A “Road Closed” sign marks construction on Bridge Street, one of numerous city streets in need of repaving. Bridge and related side streets south of 14th Street have already been repaired. The City of The Dalles and the Wasco County Board of Commissioners have planned a joint meeting Monday, Aug. 19 at noon in City Hall to discuss possible joint solutions for funding needed road work.
Kathy Ursprung Photo
Photo by Kathy Ursprung.
The Dalles City Council and Wasco County Commission are expected to decide Monday whether to send a tax measure that would fund a combined road district to voters in November.
The joint meeting takes place at noon Aug. 19 in City Hall, 313 Court Street. Also on the agenda will be a discussion of the city’s current annexation policy and agreement with the county on how properties within the urban growth area should be managed. That will include a look at the status of county roads inside the city limits and resources shared by the two agencies.
The city and county have been considering a property tax proposal of $1.1263 per $1,000 of assessed value that would generate about $2 million per year for road work. That rate would equate to almost $169 per year for a residence valued at $150,000. The revenue generated by the tax would provide about $1.75 million per year to the county and offset the loss of federal funding to maintain 700 miles of highways.
The remaining $750,000 would be used by the city to cover some costs for repair and maintenance of 88 miles of streets, about 60 percent of which need a more extensive level of work. After the first year, the city would receive 37.5 percent of tax receipts from the district.
Nolan Young, city manager, is recommending the council go it alone and ask voters to approve a 3 cent per gallon increase in the city gas tax instead. At a meeting in July, he stated that option “has the best chance of success” because it is shared by all motorists and not just imposed on property owners.

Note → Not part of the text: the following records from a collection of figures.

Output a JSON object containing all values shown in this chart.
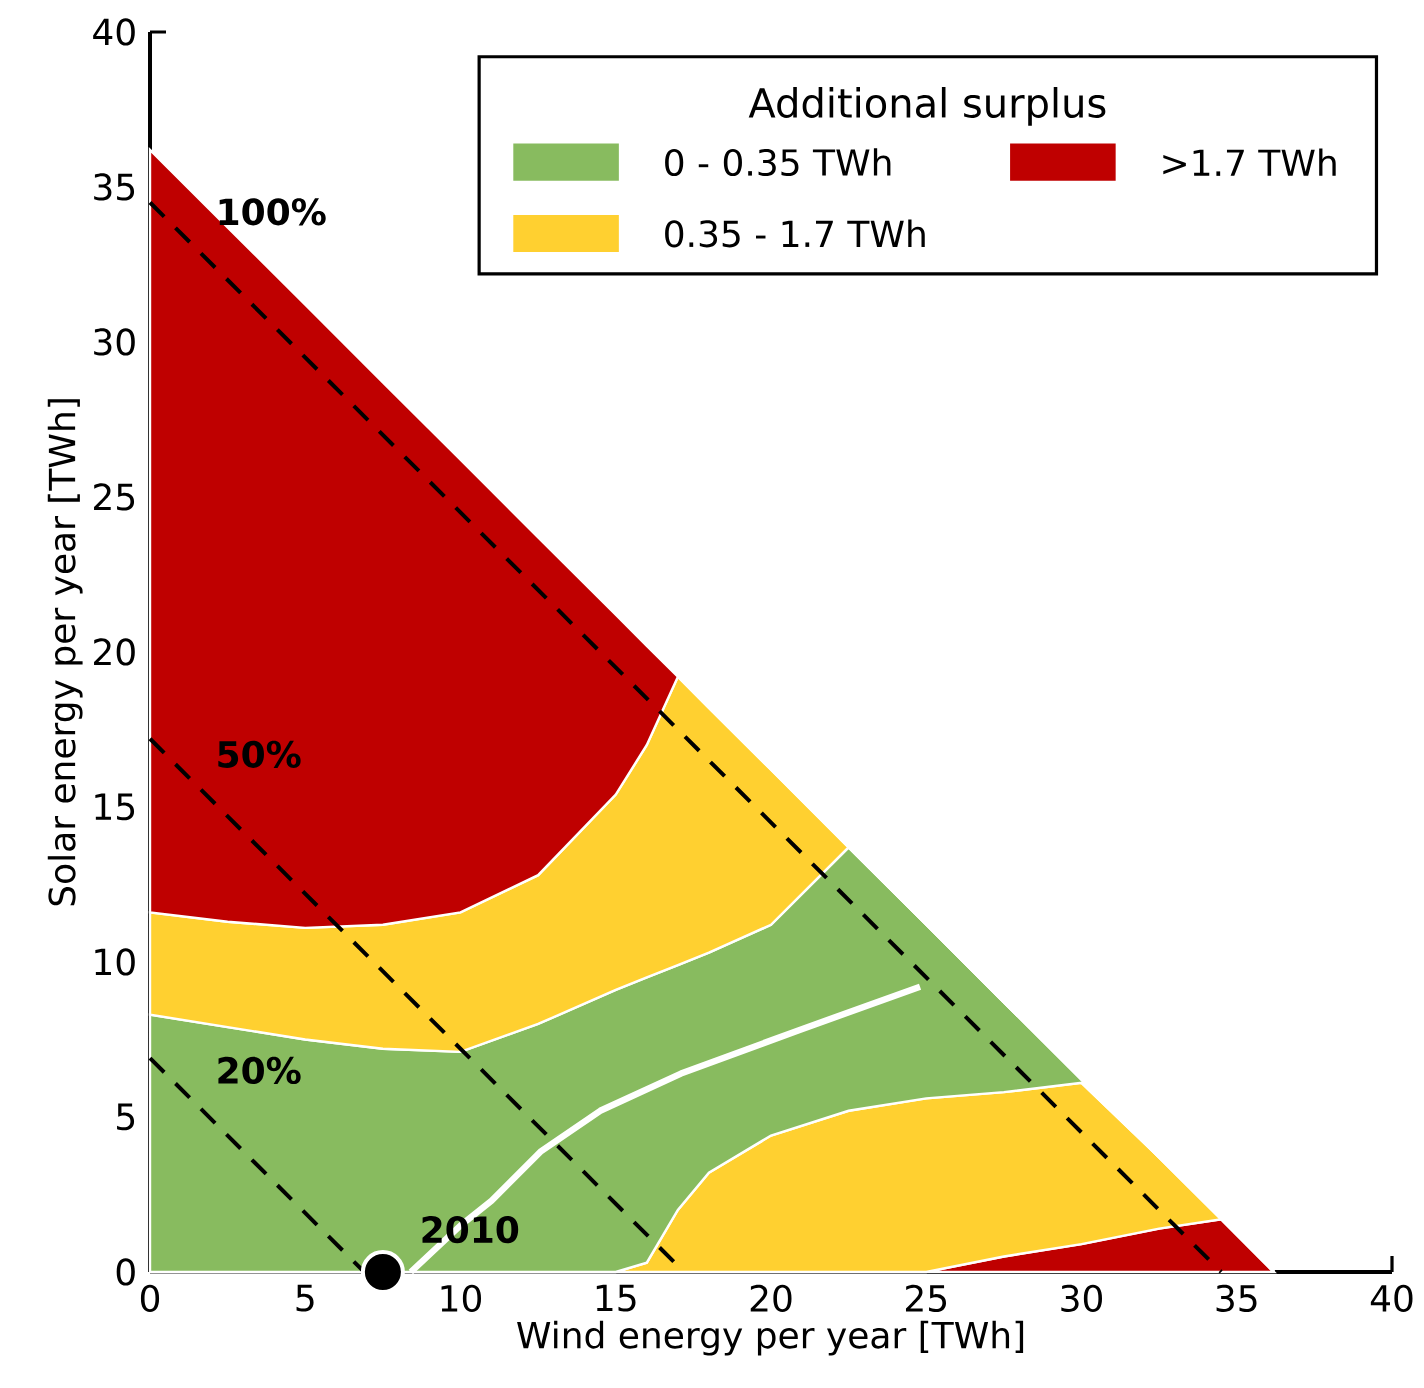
{
  "chart_data": {
    "type": "area",
    "stacked": true,
    "xlabel": "Wind energy per year [TWh]",
    "ylabel": "Solar energy per year [TWh]",
    "legend_title": "Additional surplus",
    "legend": "top right",
    "x": [
      0,
      2.5,
      5,
      7.5,
      10,
      12.5,
      15,
      16,
      17,
      18,
      20,
      22.5,
      25,
      27.5,
      30,
      32.5,
      34.5,
      36.2
    ],
    "xlim": [
      0,
      40
    ],
    "ylim": [
      0,
      40
    ],
    "xticks": [
      0,
      5,
      10,
      15,
      20,
      25,
      30,
      35,
      40
    ],
    "yticks": [
      0,
      5,
      10,
      15,
      20,
      25,
      30,
      35,
      40
    ],
    "series": [
      {
        "color": "#bf0000",
        "values": [
          0,
          0,
          0,
          0,
          0,
          0,
          0,
          0,
          0,
          0,
          0,
          0,
          0,
          0.5,
          0.9,
          1.4,
          1.7,
          0
        ]
      },
      {
        "color": "#ffd030",
        "values": [
          0,
          0,
          0,
          0,
          0,
          0,
          0,
          0.3,
          2.0,
          3.2,
          4.4,
          5.2,
          5.6,
          5.3,
          5.2,
          2.3,
          0,
          0
        ]
      },
      {
        "name": "0 - 0.35 TWh",
        "color": "#88bb5f",
        "values": [
          8.3,
          7.9,
          7.5,
          7.2,
          7.1,
          8.0,
          9.1,
          9.2,
          7.9,
          7.1,
          6.8,
          8.5,
          5.6,
          2.9,
          0.1,
          0,
          0,
          0
        ]
      },
      {
        "name": "0.35 - 1.7 TWh",
        "color": "#ffd030",
        "values": [
          3.3,
          3.4,
          3.6,
          4.0,
          4.5,
          4.8,
          6.3,
          7.5,
          9.3,
          7.9,
          5.0,
          0,
          0,
          0,
          0,
          0,
          0,
          0
        ]
      },
      {
        "name": ">1.7 TWh",
        "color": "#bf0000",
        "values": [
          24.6,
          22.4,
          20.1,
          17.5,
          14.6,
          10.9,
          5.8,
          3.2,
          0,
          0,
          0,
          0,
          0,
          0,
          0,
          0,
          0,
          0
        ]
      },
      {
        "type": "line",
        "color": "#ffffff",
        "x": [
          8.4,
          10,
          11,
          12.6,
          14.5,
          17.1,
          20.9,
          24.8
        ],
        "values": [
          0,
          1.5,
          2.3,
          3.9,
          5.2,
          6.4,
          7.8,
          9.2
        ]
      },
      {
        "type": "line",
        "color": "#000000",
        "line_style": "dashed",
        "x": [
          0,
          34.5
        ],
        "values": [
          34.5,
          0
        ]
      },
      {
        "type": "line",
        "color": "#000000",
        "line_style": "dashed",
        "x": [
          0,
          17.2
        ],
        "values": [
          17.2,
          0
        ]
      },
      {
        "type": "line",
        "color": "#000000",
        "line_style": "dashed",
        "x": [
          0,
          6.9
        ],
        "values": [
          6.9,
          0
        ]
      },
      {
        "type": "scatter",
        "color": "#000000",
        "marker": "circle",
        "x": [
          7.5
        ],
        "values": [
          0
        ]
      }
    ],
    "annotations": [
      "100%",
      "50%",
      "20%",
      {
        "text": "2010",
        "x": 7.5,
        "y": 0
      }
    ]
  }
}
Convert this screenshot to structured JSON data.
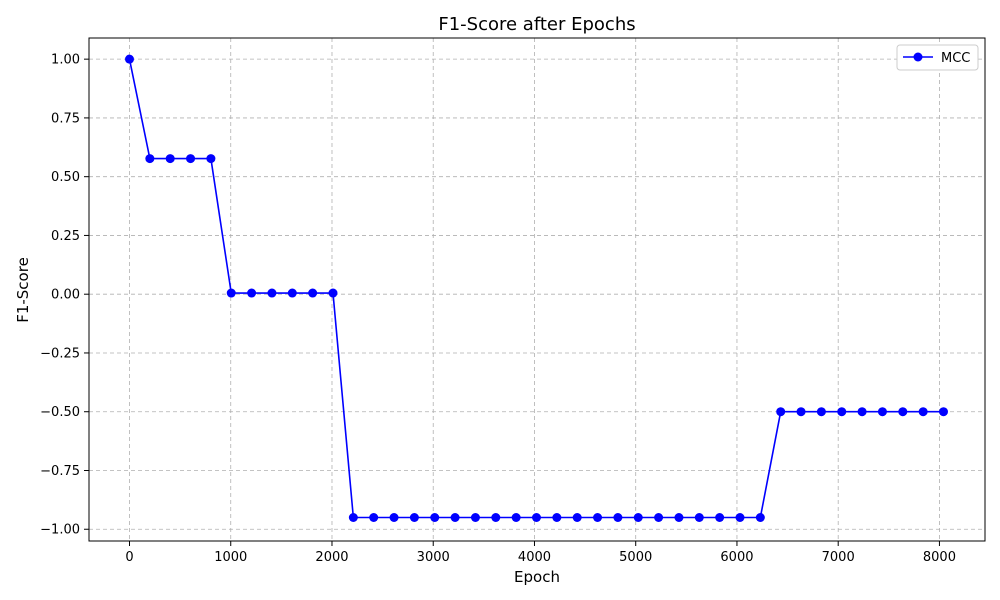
{
  "chart_data": {
    "type": "line",
    "title": "F1-Score after Epochs",
    "xlabel": "Epoch",
    "ylabel": "F1-Score",
    "xlim": [
      -400,
      8450
    ],
    "ylim": [
      -1.05,
      1.09
    ],
    "xticks": [
      0,
      1000,
      2000,
      3000,
      4000,
      5000,
      6000,
      7000,
      8000
    ],
    "yticks": [
      -1.0,
      -0.75,
      -0.5,
      -0.25,
      0.0,
      0.25,
      0.5,
      0.75,
      1.0
    ],
    "xtick_labels": [
      "0",
      "1000",
      "2000",
      "3000",
      "4000",
      "5000",
      "6000",
      "7000",
      "8000"
    ],
    "ytick_labels": [
      "−1.00",
      "−0.75",
      "−0.50",
      "−0.25",
      "0.00",
      "0.25",
      "0.50",
      "0.75",
      "1.00"
    ],
    "grid": true,
    "legend_position": "top-right",
    "color": "#0000ff",
    "series": [
      {
        "name": "MCC",
        "x": [
          0,
          201,
          402,
          603,
          804,
          1005,
          1206,
          1407,
          1608,
          1809,
          2010,
          2211,
          2412,
          2613,
          2814,
          3015,
          3216,
          3417,
          3618,
          3819,
          4020,
          4221,
          4422,
          4623,
          4824,
          5025,
          5226,
          5427,
          5628,
          5829,
          6030,
          6231,
          6432,
          6633,
          6834,
          7035,
          7236,
          7437,
          7638,
          7839,
          8040
        ],
        "y": [
          1.0,
          0.577,
          0.577,
          0.577,
          0.577,
          0.005,
          0.005,
          0.005,
          0.005,
          0.005,
          0.005,
          -0.95,
          -0.95,
          -0.95,
          -0.95,
          -0.95,
          -0.95,
          -0.95,
          -0.95,
          -0.95,
          -0.95,
          -0.95,
          -0.95,
          -0.95,
          -0.95,
          -0.95,
          -0.95,
          -0.95,
          -0.95,
          -0.95,
          -0.95,
          -0.95,
          -0.5,
          -0.5,
          -0.5,
          -0.5,
          -0.5,
          -0.5,
          -0.5,
          -0.5,
          -0.5
        ]
      }
    ]
  }
}
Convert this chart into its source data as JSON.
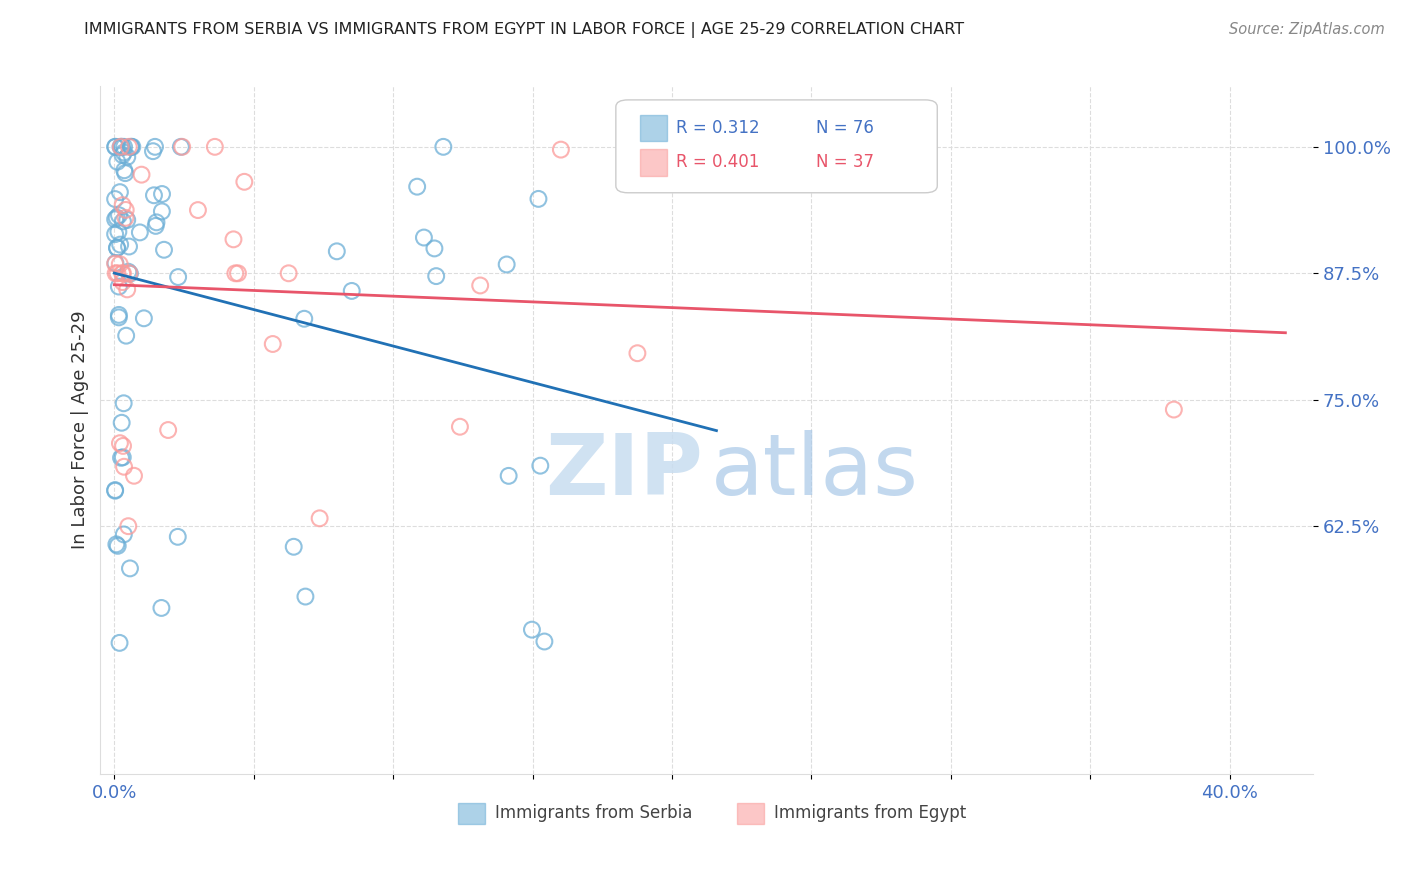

He said the joint proposal might be more difficult to get approved by voters because of the common perception that property taxes are already high. In addition, he said other taxing districts could be affected through compression.
Under Measure 5, which was approved by Oregonians in 1990, the amount of tax that can be obtained from property taxes is capped. Taxes for education (not including bonds) can’t exceed $5 per $1,000 of a property’s actual, or real market value. Those for general government can’t exceed $10 per $1,000.
When a property’s tax bill exceeds the legal limit, it’s reduced uniformly among agencies. Temporary levies are compressed before taxes that fund permanent districts, such as a library, fire or parks district.
For that reason, Young said the city had stayed away from additional property tax measures in the past to leave that open to agencies that did not have as many revenue sources.
Young said the city receives $450,000 per year from the existing tax of 3 cents per gallon, an amount that doubles if the tax does the same. The money raised before the tax expires in 20 years will retire about $6.1 million of debt for road work.
The city also receives money from the statewide gas tax, an amount of $810,000 in fiscal year 2012-13. When a share of water and wastewater fees are factored into the budget for road work, the city has about $1.4 million in revenue per year for improvements, but actual expenses are running about $1.5 million.
In a written comparison of the two potential methods of funding street improvements, Young stated that the gas tax increase would cost motorists an estimated $24 to $40 more per year for a set amount of time. Not only would property owners foot the initial bill for road work under the district for an indefinite period of time, he said they would be called on to pay an annual increase of up to 3 percent per year to meet increased costs.
The down side of a higher gas tax, he wrote, is that the additional revenue will only marginally meet the city’s street maintenance needs and not keep up with growing costs. If the county also proposes a tax measure, he said the competition could lower the chances of success for the city’s proposal.
Young said the pluses of the city and county going together on a measure was that the funding source would be more stable because it would not depend upon market and usage conditions. He said the city would realize more money over time and the expiration of other property tax measures, such as the construction bond for the college, would lower the impact on property owners.
However, he said the city is concerned that there is not enough time to ensure all of the necessary details for the agreement have been worked out before the proposal has to be presented to the public and adopted by Sept. 5. That is the last date to register ballot issues with the county elections office.
Young said one of the points of discussion at the Aug. 19 meeting in regard to the district should be whether the distribution of funds is proportionate to road usage within the city and outlying areas.
The county is considering formation of the road district because its funding for highway maintenance has fallen from $3.75 million per year in 2006 to $2.5 million in the current fiscal year. The reason for that drop in funding is the loss of federal compensation for logging cutbacks in national forests. Timber receipts were once shared with counties that had a large non-taxable amount of land base under public ownership. But a series of environmental regulations enacted in the 1970s and 1980s led to a drastic decline in harvest levels that halted that revenue stream.